The trajectory of the monologue is the imperceptible slide from quite a cocky, assured-but-self-deprecating start to a sickening rush into situation that you don’t quite see coming and events which shouldn’t really follow on from each other.
The devil here is as much in the digressions and self-corrections as it is in the details. The rhythm of the whole piece is stop-start, stop-start... The device is the delivery of a simple, bland truism – such as might be tossed out unthinkingly by any sullen teenager – which is then worried to death with endless revisions. Like a hysteric version of the “Well, I say A, but B. Well, I say B, but...” formula. Or a hyper-articulate “yeah, but, no, but”.
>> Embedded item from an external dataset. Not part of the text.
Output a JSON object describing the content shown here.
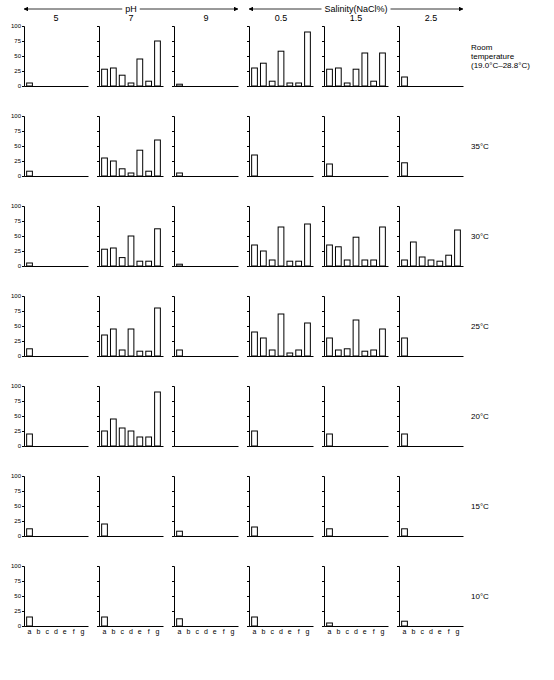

As a character, [Katie] is a fascinating creation. She delineates where she fits into the overall scheme of things, into the intricate social hierarchies of the common room and wider world, with an obsessive precision. She knows pretty much exactly where she stands, although this self-knowledge is underscored by a hefty dose of self-doubt, which in turn is underwritten by a certain amount of cynical realism. She’s also interesting for being pretty upfront about sexual desire. She actually articulates some, which – it strikes me – still seems rare for a female character on stage outside the work of Howard Barker.
On one level it adds up to a very precise portrait of one girl’s sexual self-hatred. At the same time, Thorne’s focus isn’t so myopic. There are other issues at play here too. Race, for example: Katie has a black boyfriend (“He’s not that big, so *that*’s a myth...”), and the overarching narrative of the monologue concerns the fallout from said boyfriend getting into a fight with a younger Asian lad.
If anything, even gender and race are overshadowed by place. Thorne’s Luton is perfectly captured imperfection. It exists as a series of small flaws. I don’t think there’s an outright description of a single place, and yet you see it all in the mention of the chipped this or the badly planned that, and the sides of town divided into ethnic groups, and the parts of town that people move out of as soon as they can, and the takeaways on housing estates that are closed mid-week.
It works beautifully as a backdrop for Katie, who seems to hate herself about as much as Luton hates her. She doesn’t like Luton much in return. And isn’t a racist. Because she’s got a black boyfriend. And her parents read the Guardian. Although she does have some residual nasty bits of British culture stuck in her head. When an Asian man she’s been fancying suddenly turns nasty, she in turn whips out a description of him as a greasy kebab shop worker.
This is another of the piece’s strengths – Thorne’s eye for the nasty turn of phrase, for the tiniest bit of suspect thinking. The half-uttered, immediately retracted epithet. All turning and spinning like clockwork keeping the bigger, nastier story running. What’s also fascinating is the way that none of the characters seem to own these thoughts. They just lazily reach for the nearest bit of recycled tabloid nastiness to throw at each other.
In a way, it’s a perfect picture of how England goes wrong. Over-tired, over-worked, anxious, financially insecure people taking out their frustrations on whoever or whatever comes to hand; justifying it with whatever half digested, half-believed bigotry comes to hand.
As a rehearsed reading , it seems silly to spend much time on the “production”, other than to record that [Katie (no programmes) reading/performing the part of (Katie?)] was excellent.